Rheumatoid Arthritis and Low Dose Naltrexone (LDN)

Rheumatoid arthritis (RA) is an inflammatory disease that can affect multiple joints in the body. RA is an autoimmune disease where the body’s immune system—which usually functions to protect us against infections—mistakenly attacks the lining of the joints. Rheumatoid Arthritis is most often associated with chronic inflammation. This inflammation in the joints causes pain, stiffness and swelling, and it increases with age as our cells lose the ability to divide, repair, and grow. If the inflammation continues, it can damage the joint.

 There is no cure for RA at this time. However, people diagnosed and treated early can avoid pain and damage to their joints and lead active and productive lives. 

Low-dose naltrexone (LDN) is being studied for various chronic conditions that affect inflammatory processes in the body, and it has been shown to lower chronic inflammation.  

Naltrexone is traditionally used to treat the withdrawal symptoms associated with opioid and alcohol abuse. However, at a dose of about 1/10th of that used for managing addiction, naltrexone exhibits beneficial effects on the immune system and increases endorphin production. There are few side effects at these low doses, and most patients tolerate treatment well.

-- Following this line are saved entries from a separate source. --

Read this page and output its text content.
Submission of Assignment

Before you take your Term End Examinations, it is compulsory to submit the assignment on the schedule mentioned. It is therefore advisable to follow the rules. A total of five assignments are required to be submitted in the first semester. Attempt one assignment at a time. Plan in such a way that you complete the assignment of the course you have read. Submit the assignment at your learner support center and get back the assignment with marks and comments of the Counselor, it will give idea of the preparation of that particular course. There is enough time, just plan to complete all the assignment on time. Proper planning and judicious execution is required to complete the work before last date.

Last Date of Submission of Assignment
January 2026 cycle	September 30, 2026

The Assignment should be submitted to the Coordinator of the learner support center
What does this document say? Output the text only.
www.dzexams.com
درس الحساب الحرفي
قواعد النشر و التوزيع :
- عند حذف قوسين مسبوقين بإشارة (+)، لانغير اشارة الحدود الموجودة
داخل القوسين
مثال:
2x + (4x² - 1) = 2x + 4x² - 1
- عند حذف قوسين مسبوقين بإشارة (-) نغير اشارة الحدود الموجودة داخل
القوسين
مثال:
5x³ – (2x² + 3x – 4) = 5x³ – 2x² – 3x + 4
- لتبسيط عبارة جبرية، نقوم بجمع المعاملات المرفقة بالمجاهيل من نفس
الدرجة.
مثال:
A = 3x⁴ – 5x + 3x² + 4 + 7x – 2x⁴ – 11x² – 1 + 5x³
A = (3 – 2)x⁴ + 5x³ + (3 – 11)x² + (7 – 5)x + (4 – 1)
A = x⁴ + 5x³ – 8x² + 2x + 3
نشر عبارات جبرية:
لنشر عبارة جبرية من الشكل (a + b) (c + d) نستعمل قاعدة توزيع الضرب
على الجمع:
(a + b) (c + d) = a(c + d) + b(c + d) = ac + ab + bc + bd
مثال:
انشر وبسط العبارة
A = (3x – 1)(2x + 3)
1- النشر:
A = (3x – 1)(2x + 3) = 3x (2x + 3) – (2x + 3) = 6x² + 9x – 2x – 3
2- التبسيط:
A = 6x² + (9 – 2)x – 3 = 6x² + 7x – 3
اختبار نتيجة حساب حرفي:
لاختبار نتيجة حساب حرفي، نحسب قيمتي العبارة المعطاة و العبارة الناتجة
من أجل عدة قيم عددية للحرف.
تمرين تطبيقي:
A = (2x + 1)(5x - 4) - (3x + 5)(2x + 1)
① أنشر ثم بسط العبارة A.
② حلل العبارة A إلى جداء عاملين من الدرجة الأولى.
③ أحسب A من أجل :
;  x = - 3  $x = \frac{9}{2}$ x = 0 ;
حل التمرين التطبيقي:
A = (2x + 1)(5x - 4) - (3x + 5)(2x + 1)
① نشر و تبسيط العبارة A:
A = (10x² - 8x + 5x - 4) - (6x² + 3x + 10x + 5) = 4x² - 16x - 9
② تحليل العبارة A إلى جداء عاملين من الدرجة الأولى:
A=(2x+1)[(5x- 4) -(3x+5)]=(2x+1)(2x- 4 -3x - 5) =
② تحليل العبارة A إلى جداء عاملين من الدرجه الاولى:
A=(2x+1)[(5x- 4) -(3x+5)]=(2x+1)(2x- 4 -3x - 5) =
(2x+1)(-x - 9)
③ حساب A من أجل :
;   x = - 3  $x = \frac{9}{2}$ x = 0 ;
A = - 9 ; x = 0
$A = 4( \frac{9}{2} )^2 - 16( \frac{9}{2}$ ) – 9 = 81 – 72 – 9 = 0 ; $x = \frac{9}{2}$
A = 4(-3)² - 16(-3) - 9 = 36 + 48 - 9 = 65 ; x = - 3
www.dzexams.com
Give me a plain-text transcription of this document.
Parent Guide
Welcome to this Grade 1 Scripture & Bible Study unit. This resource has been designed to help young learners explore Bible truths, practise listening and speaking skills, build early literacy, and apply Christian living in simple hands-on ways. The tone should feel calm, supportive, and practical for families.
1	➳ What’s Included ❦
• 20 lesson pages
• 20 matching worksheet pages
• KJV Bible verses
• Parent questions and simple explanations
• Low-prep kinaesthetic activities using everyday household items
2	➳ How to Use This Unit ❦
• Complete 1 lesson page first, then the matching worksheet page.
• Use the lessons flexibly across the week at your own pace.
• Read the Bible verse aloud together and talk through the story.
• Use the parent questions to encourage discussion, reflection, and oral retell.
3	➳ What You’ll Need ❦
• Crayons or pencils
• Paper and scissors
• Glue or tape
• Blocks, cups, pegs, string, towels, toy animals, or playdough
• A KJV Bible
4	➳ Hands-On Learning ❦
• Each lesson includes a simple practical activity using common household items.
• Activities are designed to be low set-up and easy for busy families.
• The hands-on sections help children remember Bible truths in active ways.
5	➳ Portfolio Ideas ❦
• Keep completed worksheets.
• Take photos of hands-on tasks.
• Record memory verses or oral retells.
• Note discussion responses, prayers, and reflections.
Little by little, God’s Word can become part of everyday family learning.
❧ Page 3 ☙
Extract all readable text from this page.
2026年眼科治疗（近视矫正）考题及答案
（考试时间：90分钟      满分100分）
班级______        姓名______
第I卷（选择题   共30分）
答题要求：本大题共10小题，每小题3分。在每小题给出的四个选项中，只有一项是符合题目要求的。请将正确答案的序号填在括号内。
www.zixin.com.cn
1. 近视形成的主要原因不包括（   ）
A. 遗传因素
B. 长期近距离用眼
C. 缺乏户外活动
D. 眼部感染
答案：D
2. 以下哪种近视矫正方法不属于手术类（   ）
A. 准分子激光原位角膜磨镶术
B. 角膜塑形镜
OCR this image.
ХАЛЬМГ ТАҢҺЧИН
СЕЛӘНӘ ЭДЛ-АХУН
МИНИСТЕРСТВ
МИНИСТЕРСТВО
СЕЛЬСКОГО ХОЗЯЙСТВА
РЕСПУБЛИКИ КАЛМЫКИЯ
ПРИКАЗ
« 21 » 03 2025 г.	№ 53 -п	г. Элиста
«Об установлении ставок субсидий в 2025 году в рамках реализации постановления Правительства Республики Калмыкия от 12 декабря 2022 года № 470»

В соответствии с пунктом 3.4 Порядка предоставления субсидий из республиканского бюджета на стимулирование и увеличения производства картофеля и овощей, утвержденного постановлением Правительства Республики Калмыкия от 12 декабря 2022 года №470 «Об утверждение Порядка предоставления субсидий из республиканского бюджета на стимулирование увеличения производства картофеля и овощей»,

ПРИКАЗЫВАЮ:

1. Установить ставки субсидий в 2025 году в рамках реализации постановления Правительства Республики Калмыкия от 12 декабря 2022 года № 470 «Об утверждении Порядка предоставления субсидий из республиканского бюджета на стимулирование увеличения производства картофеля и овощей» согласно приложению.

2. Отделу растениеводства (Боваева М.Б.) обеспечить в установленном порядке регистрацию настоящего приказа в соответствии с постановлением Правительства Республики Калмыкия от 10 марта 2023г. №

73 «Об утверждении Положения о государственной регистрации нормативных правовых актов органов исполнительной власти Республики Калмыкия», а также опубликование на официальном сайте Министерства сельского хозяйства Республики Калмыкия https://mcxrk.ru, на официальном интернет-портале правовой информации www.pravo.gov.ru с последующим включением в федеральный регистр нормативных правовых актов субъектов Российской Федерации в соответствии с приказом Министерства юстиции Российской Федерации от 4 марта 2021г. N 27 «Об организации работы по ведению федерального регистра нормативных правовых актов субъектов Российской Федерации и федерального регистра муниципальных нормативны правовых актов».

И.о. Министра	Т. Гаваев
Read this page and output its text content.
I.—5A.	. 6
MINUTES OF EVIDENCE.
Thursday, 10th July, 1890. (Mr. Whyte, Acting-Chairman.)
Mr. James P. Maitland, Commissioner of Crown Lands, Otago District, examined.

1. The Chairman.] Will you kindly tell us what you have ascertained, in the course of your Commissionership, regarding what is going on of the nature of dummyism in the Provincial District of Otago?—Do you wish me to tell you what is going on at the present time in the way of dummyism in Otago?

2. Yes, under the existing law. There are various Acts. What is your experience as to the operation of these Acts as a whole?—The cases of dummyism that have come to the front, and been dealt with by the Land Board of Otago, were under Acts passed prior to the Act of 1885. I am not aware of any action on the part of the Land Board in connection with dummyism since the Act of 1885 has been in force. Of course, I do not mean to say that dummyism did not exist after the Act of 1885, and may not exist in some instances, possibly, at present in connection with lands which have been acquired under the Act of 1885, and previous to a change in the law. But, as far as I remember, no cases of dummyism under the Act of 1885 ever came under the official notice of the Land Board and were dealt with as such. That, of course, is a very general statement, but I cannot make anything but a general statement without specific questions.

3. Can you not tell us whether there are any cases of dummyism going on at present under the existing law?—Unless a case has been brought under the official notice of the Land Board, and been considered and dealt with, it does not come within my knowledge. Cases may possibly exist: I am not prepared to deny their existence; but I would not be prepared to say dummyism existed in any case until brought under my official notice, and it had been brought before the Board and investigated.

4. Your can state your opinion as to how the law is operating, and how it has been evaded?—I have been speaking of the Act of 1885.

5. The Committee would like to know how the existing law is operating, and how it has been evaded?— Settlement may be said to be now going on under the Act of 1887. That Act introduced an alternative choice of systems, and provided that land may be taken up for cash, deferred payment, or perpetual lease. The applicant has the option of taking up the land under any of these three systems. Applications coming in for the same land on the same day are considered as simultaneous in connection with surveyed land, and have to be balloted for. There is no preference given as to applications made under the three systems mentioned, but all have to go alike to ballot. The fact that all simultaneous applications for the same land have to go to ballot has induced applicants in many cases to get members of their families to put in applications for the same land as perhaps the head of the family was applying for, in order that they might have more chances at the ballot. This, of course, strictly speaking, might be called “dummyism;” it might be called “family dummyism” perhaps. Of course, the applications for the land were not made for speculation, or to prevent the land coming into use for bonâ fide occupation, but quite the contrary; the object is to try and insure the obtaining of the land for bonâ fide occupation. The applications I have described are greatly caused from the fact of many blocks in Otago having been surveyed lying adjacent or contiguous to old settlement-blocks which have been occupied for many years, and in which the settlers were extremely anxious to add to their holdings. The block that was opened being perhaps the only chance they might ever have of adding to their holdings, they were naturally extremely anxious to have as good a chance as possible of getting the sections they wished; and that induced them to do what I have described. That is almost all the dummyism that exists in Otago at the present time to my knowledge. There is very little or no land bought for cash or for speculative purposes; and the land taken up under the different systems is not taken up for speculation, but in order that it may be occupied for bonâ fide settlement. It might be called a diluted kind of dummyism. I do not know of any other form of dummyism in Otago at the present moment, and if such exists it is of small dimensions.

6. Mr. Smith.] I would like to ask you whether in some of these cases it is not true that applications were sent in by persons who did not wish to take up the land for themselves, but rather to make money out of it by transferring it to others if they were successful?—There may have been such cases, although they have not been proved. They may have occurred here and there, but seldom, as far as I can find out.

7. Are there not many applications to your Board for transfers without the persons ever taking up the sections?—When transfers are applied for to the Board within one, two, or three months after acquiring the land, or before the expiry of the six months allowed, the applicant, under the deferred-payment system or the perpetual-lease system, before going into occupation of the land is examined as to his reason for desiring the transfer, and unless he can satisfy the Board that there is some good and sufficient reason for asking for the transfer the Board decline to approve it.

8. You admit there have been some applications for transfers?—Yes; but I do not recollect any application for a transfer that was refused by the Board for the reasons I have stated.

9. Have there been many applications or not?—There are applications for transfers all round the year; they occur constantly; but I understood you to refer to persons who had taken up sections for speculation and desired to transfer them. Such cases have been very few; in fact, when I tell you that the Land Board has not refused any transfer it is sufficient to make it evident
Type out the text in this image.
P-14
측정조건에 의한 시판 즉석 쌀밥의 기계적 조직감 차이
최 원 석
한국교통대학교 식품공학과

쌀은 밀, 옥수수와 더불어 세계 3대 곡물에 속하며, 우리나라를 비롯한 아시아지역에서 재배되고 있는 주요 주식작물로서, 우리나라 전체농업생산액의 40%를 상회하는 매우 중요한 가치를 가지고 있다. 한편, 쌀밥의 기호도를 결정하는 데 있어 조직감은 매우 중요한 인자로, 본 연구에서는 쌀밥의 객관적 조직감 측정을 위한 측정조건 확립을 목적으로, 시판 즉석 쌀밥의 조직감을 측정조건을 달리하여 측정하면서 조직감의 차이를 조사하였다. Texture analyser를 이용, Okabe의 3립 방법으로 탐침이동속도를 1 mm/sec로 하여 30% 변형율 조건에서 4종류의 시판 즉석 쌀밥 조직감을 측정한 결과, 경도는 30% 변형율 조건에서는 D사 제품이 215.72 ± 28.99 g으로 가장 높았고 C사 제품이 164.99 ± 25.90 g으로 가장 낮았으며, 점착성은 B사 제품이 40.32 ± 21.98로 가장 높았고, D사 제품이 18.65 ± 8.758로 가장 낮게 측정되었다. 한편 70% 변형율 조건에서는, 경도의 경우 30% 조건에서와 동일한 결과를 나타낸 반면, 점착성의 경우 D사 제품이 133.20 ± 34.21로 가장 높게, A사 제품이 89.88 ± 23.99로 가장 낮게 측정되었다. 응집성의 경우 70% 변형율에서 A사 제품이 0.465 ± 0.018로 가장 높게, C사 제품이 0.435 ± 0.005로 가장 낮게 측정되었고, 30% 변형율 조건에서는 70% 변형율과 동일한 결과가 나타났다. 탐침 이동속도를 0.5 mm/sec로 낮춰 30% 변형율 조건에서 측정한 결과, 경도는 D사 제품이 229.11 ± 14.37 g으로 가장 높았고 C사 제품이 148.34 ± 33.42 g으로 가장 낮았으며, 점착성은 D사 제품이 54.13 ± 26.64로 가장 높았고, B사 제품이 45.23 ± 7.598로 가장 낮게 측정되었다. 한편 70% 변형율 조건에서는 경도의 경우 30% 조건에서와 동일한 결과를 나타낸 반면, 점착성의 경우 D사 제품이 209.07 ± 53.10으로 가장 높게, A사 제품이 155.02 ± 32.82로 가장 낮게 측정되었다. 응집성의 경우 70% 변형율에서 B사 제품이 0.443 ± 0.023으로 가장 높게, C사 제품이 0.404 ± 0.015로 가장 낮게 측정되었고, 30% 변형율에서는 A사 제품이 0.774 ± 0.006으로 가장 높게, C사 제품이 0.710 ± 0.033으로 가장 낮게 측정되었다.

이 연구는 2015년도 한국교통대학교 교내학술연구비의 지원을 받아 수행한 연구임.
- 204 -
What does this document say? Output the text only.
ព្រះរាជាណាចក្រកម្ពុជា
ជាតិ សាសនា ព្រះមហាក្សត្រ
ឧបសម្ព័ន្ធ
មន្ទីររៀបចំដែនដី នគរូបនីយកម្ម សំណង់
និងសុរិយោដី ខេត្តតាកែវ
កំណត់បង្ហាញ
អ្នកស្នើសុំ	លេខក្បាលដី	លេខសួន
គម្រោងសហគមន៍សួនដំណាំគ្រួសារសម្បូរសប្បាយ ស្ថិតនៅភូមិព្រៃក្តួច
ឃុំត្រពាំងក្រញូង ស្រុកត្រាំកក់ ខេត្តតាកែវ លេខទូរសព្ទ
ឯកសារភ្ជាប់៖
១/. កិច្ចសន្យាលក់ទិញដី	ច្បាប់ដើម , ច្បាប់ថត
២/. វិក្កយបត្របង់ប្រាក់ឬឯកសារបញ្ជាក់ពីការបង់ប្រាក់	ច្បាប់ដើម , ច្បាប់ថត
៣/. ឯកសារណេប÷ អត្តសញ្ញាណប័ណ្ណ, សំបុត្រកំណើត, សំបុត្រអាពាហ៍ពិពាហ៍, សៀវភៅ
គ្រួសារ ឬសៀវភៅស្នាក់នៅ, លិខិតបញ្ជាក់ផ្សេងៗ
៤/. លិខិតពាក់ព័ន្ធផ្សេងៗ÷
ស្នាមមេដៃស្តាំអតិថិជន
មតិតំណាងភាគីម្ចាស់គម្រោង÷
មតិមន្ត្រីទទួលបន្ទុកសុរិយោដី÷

While the clinical research for this application is preliminary, patients are already finding that regular treatment with LDN improves their rheumatoid arthritis symptoms. One study found that people with RA who used LDN needed less medication to treat their condition, including commonly prescribed drugs such as disease-modifying antirheumatic drugs (DMARDs) and nonsteroidal anti-inflammatory drugs (NSAIDs) pain relievers.


The symptoms of rheumatoid arthritis that can be improved with low-dose naltrexone include joint pain, joint swelling, fatigue, stiffness, etc.

The Side effects of LDN are few and not very common. They may include:

  • Stomach cramps and diarrhea (rare)
  • Headache (initial phase, if at all)
  • Increased thyroid sensitivity
  • Flu-like symptoms
  • When taking in the evening, Vivid dreams are most common and only last a few days.